I want to convert Windows-1252 text to UTF-8. The Windows-1252 text can contain invalid bytes (e.g. 0x90). I need to replace invalid bytes with a replacement character ('?').
Example: "a[0x90]b" (Windows-1252) -> "a?b" (UTF-8)
I tried with 'UTF-8//TRANSLIT' but iconv() stopps with an error ('Invalid or incomplete multibyte or wide character'). 'UTF-8//IGNORE' does work but removing invalid chars is not what i want.
I use iconv from the standard C library in C++.

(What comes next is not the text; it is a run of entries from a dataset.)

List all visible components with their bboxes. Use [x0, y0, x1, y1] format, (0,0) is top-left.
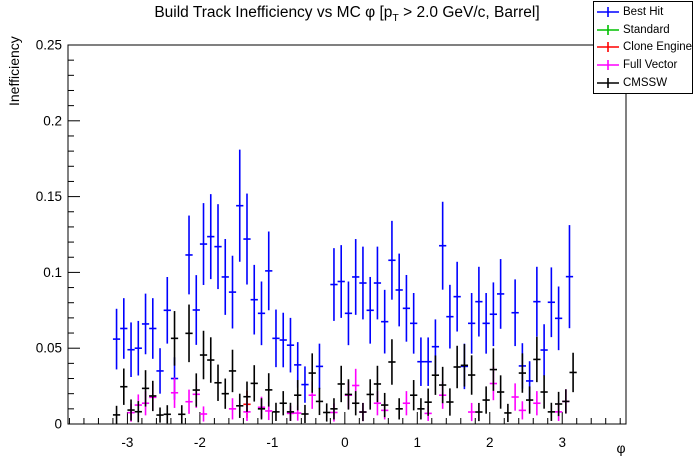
x-axis-tick-label: -2 — [194, 435, 206, 450]
chart-title-prefix: Build Track Inefficiency vs MC φ [p — [154, 4, 393, 21]
y-axis-tick-label: 0.05 — [36, 341, 62, 356]
chart-title: Build Track Inefficiency vs MC φ [pT > 2… — [68, 4, 626, 28]
x-axis-tick-label: -3 — [121, 435, 133, 450]
y-axis-tick-label: 0.15 — [36, 189, 62, 204]
x-axis-tick-label: 0 — [341, 435, 349, 450]
legend-entry-label: Clone Engine — [623, 41, 693, 54]
legend-entry: Full Vector — [596, 56, 692, 74]
y-axis-tick-label: 0.25 — [36, 38, 62, 53]
x-axis-tick-label: 3 — [558, 435, 566, 450]
legend-entry: Standard — [596, 21, 692, 39]
legend-entry: CMSSW — [596, 74, 692, 92]
y-axis-tick-label: 0.2 — [43, 113, 62, 128]
plot-frame — [67, 44, 627, 425]
y-axis-tick-label: 0.1 — [43, 265, 62, 280]
chart-title-subscript: T — [392, 12, 399, 24]
y-axis-title: Inefficiency — [6, 36, 22, 106]
legend: Best Hit Standard Clone Engine Full Vector C… — [593, 1, 693, 94]
legend-entry: Best Hit — [596, 3, 692, 21]
x-axis-title: φ — [616, 440, 625, 456]
legend-entry-label: Full Vector — [623, 59, 678, 72]
x-axis-tick-label: -1 — [266, 435, 278, 450]
legend-entry-label: CMSSW — [623, 77, 668, 90]
legend-marker-icon — [597, 6, 619, 17]
y-axis-tick-label: 0 — [54, 417, 62, 432]
legend-marker-icon — [597, 42, 619, 53]
x-axis-tick-label: 1 — [414, 435, 422, 450]
legend-marker-icon — [597, 60, 619, 71]
legend-marker-icon — [597, 24, 619, 35]
x-axis-tick-label: 2 — [486, 435, 494, 450]
chart-title-suffix: > 2.0 GeV/c, Barrel] — [398, 4, 540, 21]
legend-entry-label: Best Hit — [623, 5, 664, 18]
legend-marker-icon — [597, 78, 619, 89]
legend-entry-label: Standard — [623, 23, 670, 36]
legend-entry: Clone Engine — [596, 39, 692, 57]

Mabye someone can give me a hint.
used code:
//char* res=std::setlocale(LC_ALL, "de_DE"); //no effect
const iconv_t iconv_handle = iconv_open("UTF-8//TRANSLIT", "WINDOWS-1252");
assert(iconv_handle != (iconv_t)-1);
const char input_text[] = "a\x90\b"; //'a', 'invalid byte', 'b'
std::array<char, _countof(input_text) * 4> utf8_result_buffer{};
char* in = (char*)input_text;
char* out = (char*)utf8_result_buffer.data();
size_t srclen = strlen(input_text);
size_t outbytesleft = utf8_result_buffer.size();
const size_t iconv_res = iconv(iconv_handle, &in, &srclen, &out, &outbytesleft);
if (iconv_res == (size_t)-1)
{
perror("iconv");
}
//result: utf8_result_buffer: "a" and 'Invalid or incomplete multibyte or wide character' error
iconv_close(iconv_handle);